Bagaimana Hukum Jual Beli Mata Uang Asing
HUKUM JUAL BELI MATA UANG ASING
Tanya :
Ustadz, mohon dijelaskan
hukum jual beli mata uang asing. (Mila Andriyani,
Palembang)
Jawab :
Jual beli
mata uang dalam fiqih kontemporer disebut dengan istilah tijarah an-naqd
atau al-ittijaar bi al-‘umlat. Dalam kitab-kitab fiqih disebut al-sharf
(pertukaran uang, currency exchange). Definisi al-sharf
menurut Abdurrahman al-Maliki adalah pertukaran harta dengan harta yang berupa
emas atau perak, baik dengan sesama jenisnya dengan kuantitas yang sama, maupun
dengan jenis yang berbeda dengan kuantitas yang sama ataupun tidak sama. Karena
mata uang sekarang dianggap sama dengan emas dan perak, maka Rawwas Qa’ahjie
mendefinisikannya secara umum, yaitu pertukaran uang dengan uang. (Abdurrahman
al-Maliki, As-Siyasah al-Iqtishadiyah al-Mustla, hal. 114 & 125; Ali
As-Salus, Mausu’ah Al-Qadhaya al-Fiqhiyah al-Mu’ashirah, hal.
432; Rawwas Qal’ahjie, Mu’jam Lughah al-Fuqaha, hal. 85 & 208).
Hukum jual
beli mata uang mubah selama memenuhi syarat-syaratnya. Jika yang dijualbelikan
sejenis (misal rupiah dengan rupiah, atau dolar AS dengan dolar AS), syaratnya
dua. Pertama, harus ada kesamaan kuantitas, yakni harus sama nilainya. Kedua,
harus ada serah terima (at-taqabudh) di majelis akad. Jadi harus kontan
dan tak boleh ada penundaan serah terima. Adapun jika yang dijualbelikan tak
sejenis (misal rupiah dengan dolar AS), syaratnya satu, yaitu dilakukan secara
kontan. (Taqiyuddin an-Nabhani, Muqaddimah al-Dustur, 2/155; Abul A’la
al-Maududi, Ar-Riba, hal. 114; Sa’id bin Ali al-Qahthani, Ar-Riba
Adhraruhu wa Atsaruhu, hal. 23).
Dalilnya
antara lain sabda Rasulullah SAW,"Emas ditukar dengan emas, perak
dengan perak, gandum dengan gandum, jewawut dengan jewawut, kurma dengan kurma,
garam dengan garam, harus semisal dengan semisal, sama dengan sama
(beratnya/takarannya), dan dari tangan ke tangan (kontan). Maka jika berbeda
jenis-jenisnya, juallah sesuka kamu asalkan dari tangan ke tangan (kontan)."

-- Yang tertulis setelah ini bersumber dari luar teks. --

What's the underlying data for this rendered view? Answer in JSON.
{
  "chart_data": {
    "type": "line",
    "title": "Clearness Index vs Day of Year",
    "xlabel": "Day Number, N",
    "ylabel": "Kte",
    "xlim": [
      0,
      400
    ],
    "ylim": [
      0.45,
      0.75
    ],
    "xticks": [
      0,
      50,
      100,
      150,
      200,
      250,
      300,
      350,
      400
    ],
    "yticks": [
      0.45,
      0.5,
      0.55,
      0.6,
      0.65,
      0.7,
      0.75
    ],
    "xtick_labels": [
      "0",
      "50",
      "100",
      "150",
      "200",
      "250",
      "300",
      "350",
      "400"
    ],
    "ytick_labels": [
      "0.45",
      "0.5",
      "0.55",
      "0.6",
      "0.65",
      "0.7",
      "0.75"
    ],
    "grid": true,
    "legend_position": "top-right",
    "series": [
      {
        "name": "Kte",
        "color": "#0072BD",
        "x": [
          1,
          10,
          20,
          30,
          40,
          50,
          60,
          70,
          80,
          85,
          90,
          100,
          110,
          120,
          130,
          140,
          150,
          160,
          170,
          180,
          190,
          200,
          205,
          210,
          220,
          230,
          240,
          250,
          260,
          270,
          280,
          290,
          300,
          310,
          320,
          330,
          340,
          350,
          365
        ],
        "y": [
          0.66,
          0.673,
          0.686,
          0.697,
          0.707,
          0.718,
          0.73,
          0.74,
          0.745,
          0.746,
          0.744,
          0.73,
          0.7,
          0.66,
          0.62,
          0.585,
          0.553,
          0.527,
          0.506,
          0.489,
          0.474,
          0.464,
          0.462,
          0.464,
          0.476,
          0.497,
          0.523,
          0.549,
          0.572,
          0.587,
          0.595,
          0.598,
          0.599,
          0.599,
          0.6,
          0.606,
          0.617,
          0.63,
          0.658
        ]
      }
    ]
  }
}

(HR Muslim no 1210; At-Tirmidzi III/532; Abu Dawud III/248).
Hadits ini
menunjukkan jika yang dipertukarkan masih satu jenis (misal emas dengan emas),
syaratnya dua; Pertama, harus ada kesamaan (at-tasawi) dalam hal
berat atau takarannya. Kedua, harus ada serah terima (taqabudh)

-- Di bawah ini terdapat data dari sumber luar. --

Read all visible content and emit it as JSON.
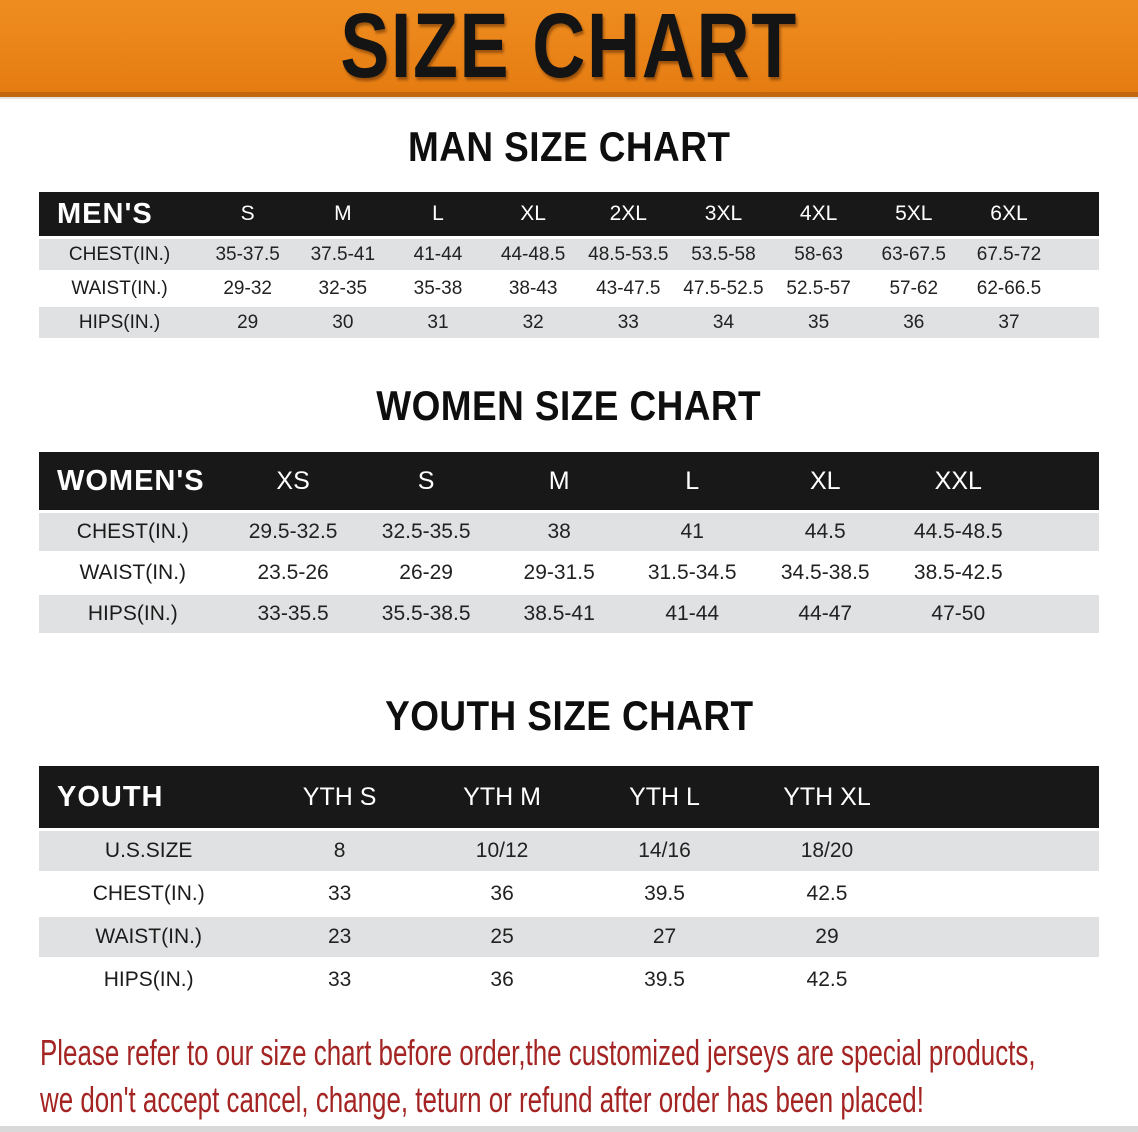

di majelis akad, yakni secara kontan. Namun jika yang dipertukarkan tak satu
jenis (misal emas dengan perak), boleh ada kelebihan atau tambahan, dan
syaratnya hanya satu, yaitu dilakukan secara kontan.
Hadits di
atas walaupun menjelaskan pertukaran emas dan perak, namun hukumnya berlaku
pula untuk mata uang saat ini. Ini karena sifat yang ada emas dan perak saat
itu, yaitu sebagai mata uang, juga terdapat pada mata uang saat ini (al-nuqud).
(Taqiyuddin an-Nabhani, an-Nizham al-Iqtishadi fi al-Islam, hal. 264).
Maka jual
beli mata uang asing hukumnya boleh selama memenuhi syarat-syaratnya. Jika
tidak memenuhi syaratnya, hukumnya haram. Misal menukar rupiah dengan dolar AS,
tapi serah terimanya ditunda pada tanggal tertentu beberapa hari mendatang.
Walaupun disepakati, hukumnya tetap haram, baik yang ditunda rupiahnya,
dolarnya, atau kedua-duanya. (Ali As-Salus, Mausu’ah Al-Qadhaya al-Fiqhiyah
al-Mu’ashirah, hal. 426). Wallahu a’lam.